Summary: in 1946, a hooded serial killer terrorizes the town of Texarkana, Texas. Loosely based on a true story.
Talk about a complete snooze-fest. Armed with an evocative name such as The Town That Dreaded Sundown, I was expecting a little more than a by-the-book serial killer movie. Unfortunately, that’s exactly what we get with this one.
This review is going to be short, simply because there’s not that much to talk about; it’s that dull. The story is less a slash flick and more a police procedural, but with little in terms of any sort of drama. Events unfold with very little emotion behind them and with an emotionless voiceover to lead the way, the film is void of any real heart.
What drew me to this title was the fact that a remake recently premiered at the Fantastic Fest. The remake has a pretty good cast (Gary Cole, Denis O’Hare), so when this came to Netflix, I decided to check it out.

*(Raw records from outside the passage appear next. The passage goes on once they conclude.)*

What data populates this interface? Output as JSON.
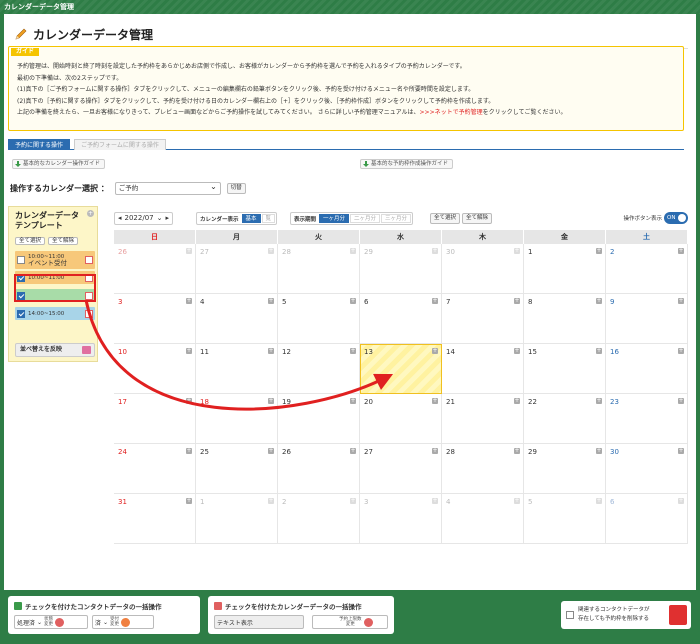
{
  "window_title": "カレンダーデータ管理",
  "page_title": "カレンダーデータ管理",
  "guide": {
    "tag": "ガイド",
    "lines": [
      "予約管理は、開始時刻と終了時刻を設定した予約枠をあらかじめお店側で作成し、お客様がカレンダーから予約枠を選んで予約を入れるタイプの予約カレンダーです。",
      "最初の下準備は、次の2ステップです。",
      "(1)真下の［ご予約フォームに関する操作］タブをクリックして、メニューの編集欄右の鉛筆ボタンをクリック後、予約を受け付けるメニュー名や所要時間を設定します。",
      "(2)真下の［予約に関する操作］タブをクリックして、予約を受け付ける日のカレンダー欄右上の［+］をクリック後、［予約枠作成］ボタンをクリックして予約枠を作成します。"
    ],
    "last_line_before": "上記の準備を終えたら、一旦お客様になりきって、プレビュー画面などからご予約操作を試してみてください。 さらに詳しい予約管理マニュアルは、",
    "last_line_link": ">>>ネットで予約管理",
    "last_line_after": "をクリックしてご覧ください。"
  },
  "tabs": {
    "active": "予約に関する操作",
    "inactive": "ご予約フォームに関する操作"
  },
  "guide_buttons": {
    "left": "基本的なカレンダー操作ガイド",
    "right": "基本的な予約枠作成操作ガイド"
  },
  "calendar_select": {
    "label": "操作するカレンダー選択 ：",
    "value": "ご予約",
    "switch_label": "切替"
  },
  "template_panel": {
    "title_line1": "カレンダーデータ",
    "title_line2": "テンプレート",
    "select_all": "全て選択",
    "deselect_all": "全て解除",
    "items": [
      {
        "line1": "10:00~11:00",
        "line2": "イベント受付",
        "checked": false,
        "color": "#f7c87a"
      },
      {
        "line1": "10:00~11:00",
        "line2": "",
        "checked": true,
        "color": "#f7c87a"
      },
      {
        "line1": "",
        "line2": "",
        "checked": true,
        "color": "#a8dca8"
      },
      {
        "line1": "14:00~15:00",
        "line2": "",
        "checked": true,
        "color": "#a8d4e8"
      }
    ],
    "reorder_label": "並べ替えを反映"
  },
  "toolbar": {
    "month": "2022/07",
    "display_label": "カレンダー表示",
    "display_basic": "基本",
    "display_detail": "覧",
    "period_label": "表示期間",
    "period_1m": "一ヶ月分",
    "period_2m": "二ヶ月分",
    "period_3m": "三ヶ月分",
    "select_all": "全て選択",
    "deselect_all": "全て解除",
    "op_button_label": "操作ボタン表示",
    "toggle_state": "ON"
  },
  "weekdays": [
    "日",
    "月",
    "火",
    "水",
    "木",
    "金",
    "土"
  ],
  "weeks": [
    [
      {
        "d": "26",
        "o": true
      },
      {
        "d": "27",
        "o": true
      },
      {
        "d": "28",
        "o": true
      },
      {
        "d": "29",
        "o": true
      },
      {
        "d": "30",
        "o": true
      },
      {
        "d": "1"
      },
      {
        "d": "2"
      }
    ],
    [
      {
        "d": "3"
      },
      {
        "d": "4"
      },
      {
        "d": "5"
      },
      {
        "d": "6"
      },
      {
        "d": "7"
      },
      {
        "d": "8"
      },
      {
        "d": "9"
      }
    ],
    [
      {
        "d": "10"
      },
      {
        "d": "11"
      },
      {
        "d": "12"
      },
      {
        "d": "13",
        "today": true
      },
      {
        "d": "14"
      },
      {
        "d": "15"
      },
      {
        "d": "16"
      }
    ],
    [
      {
        "d": "17"
      },
      {
        "d": "18",
        "holiday": true
      },
      {
        "d": "19"
      },
      {
        "d": "20"
      },
      {
        "d": "21"
      },
      {
        "d": "22"
      },
      {
        "d": "23"
      }
    ],
    [
      {
        "d": "24"
      },
      {
        "d": "25"
      },
      {
        "d": "26"
      },
      {
        "d": "27"
      },
      {
        "d": "28"
      },
      {
        "d": "29"
      },
      {
        "d": "30"
      }
    ],
    [
      {
        "d": "31"
      },
      {
        "d": "1",
        "o": true
      },
      {
        "d": "2",
        "o": true
      },
      {
        "d": "3",
        "o": true
      },
      {
        "d": "4",
        "o": true
      },
      {
        "d": "5",
        "o": true
      },
      {
        "d": "6",
        "o": true
      }
    ]
  ],
  "bottom": {
    "contact_title": "チェックを付けたコンタクトデータの一括操作",
    "contact_select1": "処理済",
    "contact_small1a": "状態",
    "contact_small1b": "変更",
    "contact_select2": "済",
    "contact_small2a": "受付",
    "contact_small2b": "変更",
    "calendar_title": "チェックを付けたカレンダーデータの一括操作",
    "text_display": "テキスト表示",
    "limit_a": "予約上限数",
    "limit_b": "変更",
    "delete_note_a": "関連するコンタクトデータが",
    "delete_note_b": "存在しても予約枠を削除する"
  },
  "colors": {
    "accent": "#2b6cb0",
    "frame": "#2e7d46",
    "guide_border": "#f5c400",
    "annotation_red": "#e02020"
  }
}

Hopefully, I’ll get a chance to see if the remake improved on the original’s deficiencies, but to be honest, this one is not exactly worth your time.
The gore here is fine. You get some bloody deaths, but nothing too outlandish. There’s one murder scene involving the slide of a trombone, but despite tat description, it’s surprisingly generic.
Gore Rating: 3 out of 5
This is not a scary movie, whatsoever. The voiceover makes the whole affair feel like an episode of Unsolved Mysteries, we get minimal connection to any character, and it is just plain boring.
Scares Rating 1 out of 5
There’s nothing to see here. Despite the fact that murders occur on Lovers’ Lane sort of locales, similar to a Zodiac or Son of Sam situation, the film treats the 1940s time period like the puritanical era Hollywood would still like us believe it was.
Sex/Nudity Rating: 0 out of 5
This movie isn’t necessarily bad; it’s just not very interesting. It more or less simply exists as a movie. That’s about as kind as I can be to it. There are better movies from the era out there.